Satisfaction globale de la profession autour de la régulation des plateformes

Les cinéastes dénoncent un décret SMAD trop favorable aux plateformes. ©Boxoffice Pro

Réunies en une task force cinéma, les organisations représentant les producteurs de cinéma (API, SPI, UPC) et les cinéastes (ARP, SRF) saluent « une décision majeure du gouvernement en faveur de la création et de l’exception culturelle ».  

« À l’heure d’un deuxième couvre-feu mortifère et d’une contestable décision de maintenir les salles de cinéma fermées, malgré un protocole sanitaire éprouvé, les pouvoirs publics se devaient de tirer les leçons des conséquences de la pandémie en régulant les géants du numérique qui, eux, font chaque jour davantage de considérables profits », indiquent les organisations dans leur communiqué commun.  

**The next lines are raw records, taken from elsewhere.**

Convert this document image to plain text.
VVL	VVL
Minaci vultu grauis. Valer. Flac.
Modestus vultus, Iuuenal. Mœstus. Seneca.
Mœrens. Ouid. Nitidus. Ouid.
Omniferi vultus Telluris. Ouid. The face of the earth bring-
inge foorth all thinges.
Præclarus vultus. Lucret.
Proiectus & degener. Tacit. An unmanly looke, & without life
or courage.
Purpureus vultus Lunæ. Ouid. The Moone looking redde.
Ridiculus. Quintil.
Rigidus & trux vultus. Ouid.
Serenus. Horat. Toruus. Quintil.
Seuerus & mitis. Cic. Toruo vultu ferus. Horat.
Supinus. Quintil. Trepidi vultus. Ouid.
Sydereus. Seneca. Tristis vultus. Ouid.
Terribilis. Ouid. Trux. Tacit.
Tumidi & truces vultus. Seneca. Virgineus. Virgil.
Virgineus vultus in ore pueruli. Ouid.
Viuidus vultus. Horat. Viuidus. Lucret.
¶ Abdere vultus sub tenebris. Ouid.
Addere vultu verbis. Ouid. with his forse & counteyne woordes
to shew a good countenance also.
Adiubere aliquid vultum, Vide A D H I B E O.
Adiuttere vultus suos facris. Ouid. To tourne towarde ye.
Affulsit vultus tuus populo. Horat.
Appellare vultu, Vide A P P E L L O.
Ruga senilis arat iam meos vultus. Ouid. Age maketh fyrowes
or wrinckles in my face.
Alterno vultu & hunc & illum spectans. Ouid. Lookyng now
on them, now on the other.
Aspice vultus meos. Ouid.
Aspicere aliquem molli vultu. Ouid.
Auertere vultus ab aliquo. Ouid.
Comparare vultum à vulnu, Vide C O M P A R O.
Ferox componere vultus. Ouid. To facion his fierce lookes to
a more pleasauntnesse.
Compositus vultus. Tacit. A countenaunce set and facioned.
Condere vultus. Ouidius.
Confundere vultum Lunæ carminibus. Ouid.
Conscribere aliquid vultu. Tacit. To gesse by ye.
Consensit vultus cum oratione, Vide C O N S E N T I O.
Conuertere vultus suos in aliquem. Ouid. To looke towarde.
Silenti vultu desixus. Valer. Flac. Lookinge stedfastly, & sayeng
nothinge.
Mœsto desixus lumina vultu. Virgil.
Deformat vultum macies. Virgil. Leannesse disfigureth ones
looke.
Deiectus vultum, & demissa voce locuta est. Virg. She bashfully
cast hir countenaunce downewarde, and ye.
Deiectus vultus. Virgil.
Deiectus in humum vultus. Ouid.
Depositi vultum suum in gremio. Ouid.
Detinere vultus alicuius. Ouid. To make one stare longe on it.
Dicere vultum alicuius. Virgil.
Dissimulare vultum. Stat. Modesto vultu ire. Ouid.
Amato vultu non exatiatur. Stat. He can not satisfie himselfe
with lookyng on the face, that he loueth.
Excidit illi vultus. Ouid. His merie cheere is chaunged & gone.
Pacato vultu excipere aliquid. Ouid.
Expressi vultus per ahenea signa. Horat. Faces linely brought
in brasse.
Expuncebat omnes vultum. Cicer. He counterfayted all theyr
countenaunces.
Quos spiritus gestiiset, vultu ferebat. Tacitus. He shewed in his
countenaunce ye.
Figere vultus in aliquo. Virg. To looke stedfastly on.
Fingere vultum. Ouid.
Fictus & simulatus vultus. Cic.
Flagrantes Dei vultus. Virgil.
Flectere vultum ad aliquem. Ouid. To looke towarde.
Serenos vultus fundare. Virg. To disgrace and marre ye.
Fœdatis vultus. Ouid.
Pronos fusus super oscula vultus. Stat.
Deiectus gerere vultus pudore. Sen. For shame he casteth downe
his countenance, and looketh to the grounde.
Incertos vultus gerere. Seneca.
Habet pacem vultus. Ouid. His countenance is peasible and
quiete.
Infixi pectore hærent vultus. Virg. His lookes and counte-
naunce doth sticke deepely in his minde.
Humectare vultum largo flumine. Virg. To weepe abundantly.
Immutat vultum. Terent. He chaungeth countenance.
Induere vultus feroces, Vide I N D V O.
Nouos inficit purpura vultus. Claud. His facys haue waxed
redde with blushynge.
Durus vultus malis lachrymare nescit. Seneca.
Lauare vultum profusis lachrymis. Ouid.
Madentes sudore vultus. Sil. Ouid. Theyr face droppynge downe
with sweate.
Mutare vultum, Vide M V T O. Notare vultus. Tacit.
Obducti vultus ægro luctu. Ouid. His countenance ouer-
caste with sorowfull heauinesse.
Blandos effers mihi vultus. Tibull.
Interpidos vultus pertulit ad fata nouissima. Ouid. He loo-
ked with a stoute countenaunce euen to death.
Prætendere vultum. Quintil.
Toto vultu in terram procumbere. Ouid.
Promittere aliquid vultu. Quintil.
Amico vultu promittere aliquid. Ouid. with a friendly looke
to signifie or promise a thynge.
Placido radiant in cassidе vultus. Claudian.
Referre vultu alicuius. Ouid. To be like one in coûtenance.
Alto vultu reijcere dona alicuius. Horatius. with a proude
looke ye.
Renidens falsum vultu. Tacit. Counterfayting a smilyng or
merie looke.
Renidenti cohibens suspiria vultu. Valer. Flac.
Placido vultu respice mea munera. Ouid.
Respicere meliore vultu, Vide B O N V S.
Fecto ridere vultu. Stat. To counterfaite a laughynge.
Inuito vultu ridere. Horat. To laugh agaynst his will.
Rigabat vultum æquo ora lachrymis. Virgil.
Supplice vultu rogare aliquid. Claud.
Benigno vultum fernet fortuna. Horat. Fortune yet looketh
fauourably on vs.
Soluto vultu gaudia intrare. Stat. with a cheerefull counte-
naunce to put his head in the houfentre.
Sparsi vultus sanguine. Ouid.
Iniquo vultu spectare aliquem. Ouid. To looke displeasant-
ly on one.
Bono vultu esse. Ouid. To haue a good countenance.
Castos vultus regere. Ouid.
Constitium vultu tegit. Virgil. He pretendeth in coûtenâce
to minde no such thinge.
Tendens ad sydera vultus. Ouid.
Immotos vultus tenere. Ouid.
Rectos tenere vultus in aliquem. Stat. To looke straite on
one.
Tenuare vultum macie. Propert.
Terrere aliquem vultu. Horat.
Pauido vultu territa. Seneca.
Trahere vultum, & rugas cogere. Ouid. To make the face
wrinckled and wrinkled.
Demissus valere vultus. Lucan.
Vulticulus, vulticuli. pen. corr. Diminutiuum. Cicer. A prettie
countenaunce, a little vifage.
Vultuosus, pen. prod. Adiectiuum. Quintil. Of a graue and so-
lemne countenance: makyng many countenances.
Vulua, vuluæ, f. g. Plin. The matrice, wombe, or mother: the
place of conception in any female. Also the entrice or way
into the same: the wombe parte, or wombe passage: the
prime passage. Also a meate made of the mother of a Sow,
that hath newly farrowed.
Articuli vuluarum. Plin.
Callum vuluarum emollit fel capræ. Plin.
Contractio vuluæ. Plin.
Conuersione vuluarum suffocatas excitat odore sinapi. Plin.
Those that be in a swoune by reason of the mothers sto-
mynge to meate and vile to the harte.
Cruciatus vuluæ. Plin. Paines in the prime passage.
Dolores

Pour rappel, les plateformes doivent désormais consacrer 20 % à 25 % de leur chiffre d’affaires réalisé en France à la production cinématographique et audiovisuelle, notamment via l’acquisition de droits cinéma hexagonaux. « Les principes de préfinancement des œuvres, d’indépendance et de diversité de la création figurent également dans ce texte », soulignent les signataires qui attendent des précisions en la matière lors du conventionnement des plateformes par le CSA. Celui-ci aura aussi la responsabilité de veiller au respect des engagements des plateformes à l’égard du cinéma ainsi que de « ceux qui pourraient être souscrits dans le cadre des accords entre les plateformes et les organisations professionnelles ».  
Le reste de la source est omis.